Daniel Machabée – « Présentement, on ne rêve plus. On s’acharne plutôt à reprovincialiser jusqu’au trognon ce peuple qui menaçait gravement de se prendre pour lui-même… » René Lévesque, Journal de Montréal, 27 août 1970.

L’histoire des peuples est tout sauf un long fleuve tranquille. Les civilisations apparaissent et puis s’éteignent. Ainsi vont des empires; ainsi vont des peuples. L’histoire du Québec en est une de courage, de résilience, d’espoirs, de rêves inachevés, de déceptions et de trahisons. Nous vivons dans une époque où l’individualisme a remplacé l’esprit collectif et où la stagnation de nos idéaux est à l’image de nos ambitions refoulées. Nous sommes incapables de nous indigner comme peuple des outrages que le Canada anglais nous force à avaler de façon pratiquement quotidienne. Elles sont où les voix de nos élites, qui étaient à une époque pas si lointaine, les remparts contre les attaques répétées des Canadiens anglais ? Elle est où la colère de ce peuple quand on le bafoue, quand on l’outrage, quand on le méprise, sinon bien emmitouflé dans son confort et dans l’indifférence ? Chaque jour amène des preuves tangibles de notre dissolution tranquille. Pour ma part, cela m’émeut, cela me chagrine, cela me navre. Pourquoi en sommes-nous rendus à cette acceptation de notre disparition ? Lecteurs, si vous le voulez bien, laissez-moi vous parler d’un peuple et de ses trois traumatismes collectifs.

La Conquête de 1760

Comme toutes les colonies américaines, la Nouvelle-France se développait à son rythme et de façon normale. Bien que son élan se fit tardivement, la période de prospérité qui succéda au traité d’Utrecht de 1713 et qui s’étala jusqu’aux années 1750, favorisa le développement de cette société bien ancrée sur les rives du Saint-Laurent. Depuis les mesures prises par l’intendant Jean Talon pour faire augmenter la population de la colonie, le taux de natalité fut si important, que bientôt les habitants commencèrent à s’identifier comme des « Canayiens ». Bien sûr, l’isolement hivernal causé par la glaciation du fleuve, empêchant toute communication avec la France, eut sans doute son mot à dire sur l’identité de nos ancêtres. 
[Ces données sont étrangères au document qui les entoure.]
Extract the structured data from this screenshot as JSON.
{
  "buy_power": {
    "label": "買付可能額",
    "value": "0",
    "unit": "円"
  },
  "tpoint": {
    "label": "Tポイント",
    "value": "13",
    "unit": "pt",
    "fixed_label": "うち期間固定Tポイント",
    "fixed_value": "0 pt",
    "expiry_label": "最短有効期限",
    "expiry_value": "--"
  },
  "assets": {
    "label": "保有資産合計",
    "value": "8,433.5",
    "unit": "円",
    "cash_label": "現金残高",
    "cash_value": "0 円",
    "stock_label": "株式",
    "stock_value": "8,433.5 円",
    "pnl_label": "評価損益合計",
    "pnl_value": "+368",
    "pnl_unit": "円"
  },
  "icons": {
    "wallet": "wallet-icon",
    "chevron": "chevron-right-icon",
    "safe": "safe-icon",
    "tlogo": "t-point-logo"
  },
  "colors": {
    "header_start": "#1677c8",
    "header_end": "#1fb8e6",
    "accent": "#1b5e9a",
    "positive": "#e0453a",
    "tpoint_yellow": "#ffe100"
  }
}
Arriva alors la guerre de Sept Ans en Europe et son théâtre nord-américain que les Britanniques appellent la guerre de la Conquête et que les Américains appellent la guerre contre les Français et les Indiens. Malgré une résistance farouche, considérant les ressources dont la colonie disposait, le gouverneur Vaudreuil n’eut pas d’autres choix, au grand découragement du maréchal de Lévis qui voulait continuer la lutte, de signer la capitulation de Montréal le 8 septembre 1760. Que le lecteur comprenne bien ici : ce ne fut pas la défaite des Plaines d’Abraham qui fut le traumatisme; ce ne fut pas le résultat de la guerre non plus; pas plus que les ravages que firent les armées anglaises en bombardant systématiquement pendant deux mois la capitale ou le feu de ces mêmes impérialistes dans les campagnes de chaque côté du fleuve. Le traumatisme est bien plus sournois : c’est le sentiment d’abandon de la colonie par la France et le départ des élites vers le Vieux-Continent qui en furent la cause. Dans sa retraite après sa glorieuse victoire à Sainte-Foy en avril 1760, le maréchal de Lévis s’écria, en apercevant le pavillon anglais flotté aux mâts des navires de secours arrivés devant Québec en mai 1760 : « La France nous a abandonnés ! » Pour le peuple, ce sentiment d’abandon, la perte de ses élites fut une tragédie incommensurable. Une société qui n’avait pas encore acquis sa pleine maturité se voyait dépouillée de ses lumières.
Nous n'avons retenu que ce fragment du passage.